Opportunément, Helon Habila a réuni une foule de personnages autour de Mamo. D'abord Lamang, le père : commerçant en bétail puis homme politique dévoré d'ambition au point d'en oublier ses fils. Puis deux oncles du côté paternel, Haruna revenu au village fou amnésique et suicidaire sept ans après la fin de la guerre du Biafra, Iliya fier de son école privée que le gouvernement veut fermer parce qu'il n'entre pas dans le moule des règlements ; ils font écho aux engagements des jumeaux : la guerre, les lettres. Le cousin Asabar est un alcoolique et un drogué qui s'engage en politique aux côté de Lamang père et croit gagner les élections par le bourrage des urnes et n'y gagne que de finir infirme. Le tante Marina a élevé les jumeaux et reste auprès d'eux jusqu'à la fin de l'histoire : mère de substitution, elle est ainsi leur première consolatrice. Mamo découvre l'amour dans les bras de Zara : mais c'est une affaire compliquée. Zara a épousé un militaire qui l'a trompée mais qui garde leur enfant malgré une action en justice. Elle s'engage ensuite dans l'action humanitaire en Afrique du Sud ; contracte un mariage blanc et revient désespérée, loin de penser que Mamo tient toujours à elle. Tout comme l'oncle Iliya était revenu de Birmanie où l'armée britannique l'avait expédié en 1942 : « C'est là que j'ai perdu ma jeunesse, ma foi et mon idéalisme ».
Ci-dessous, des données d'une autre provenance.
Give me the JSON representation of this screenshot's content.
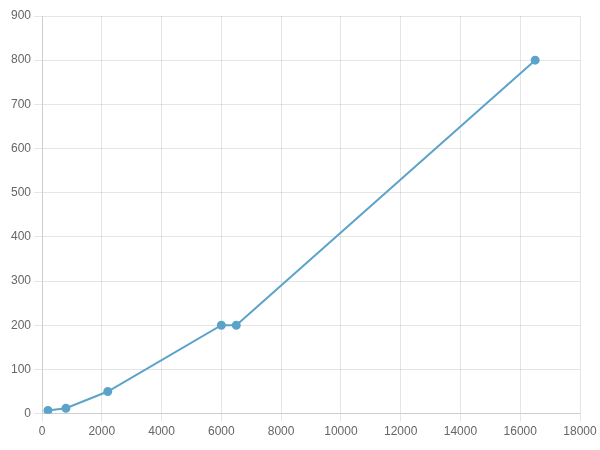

Dans un second cercle, le roman —et avec le roman les biographies projetées par Mamo— s'élargit aux filles du missionnaire Nathan Drinkwater et au souvenir de cet officier britannique, Graves, qui avant 1900 était passé du commerce d'ivoire à l'administration coloniale. C'est lui qui avait mis en place un nouveau chef coutumier, par un coup de force qui se répercute en querelle politique jusqu'à la nouvelle crise de succession que devine Mamo. Car, au-delà de ces personnages, il y a le village, le Nigeria des Etats du nord, où chrétiens et musulmans cohabitent jusqu'à ce que la sécheresse croissante ne ruine les cultures et n'envenime leurs relations. « Les musulmans […] ils n'avaient jamais été assimilés et conservaient leur religion et leurs traditions haoussas. » La corruption du pouvoir local est découverte : les puits ne sont pas creusés, l'argent de la souscription est détourné au profit des chefs de village. Les vaines prières pour la pluie dégénèrent en affrontement religieux et ethnique. Églises et mosquées sont incendiées. C'est dans ce contexte que LaMamo revient...
Ce roman souvent désenchanté est passionnant. C'est le second d'un auteur nigérian dont on vient de traduire en 2014 Oil on water (Du pétrole sur l'eau, Actes Sud) où des journalistes enquêtent dans le delta du Niger souillé par le pétrole et la corruption. Son premier roman En attendant un ange traitait de la dictature d'Abacha. L'auteur vit actuellement aux États-Unis.
• Helon Habila. La Mesure du temps. Traduit par Élise Argaud. Actes Sud, 2008, 465 pages.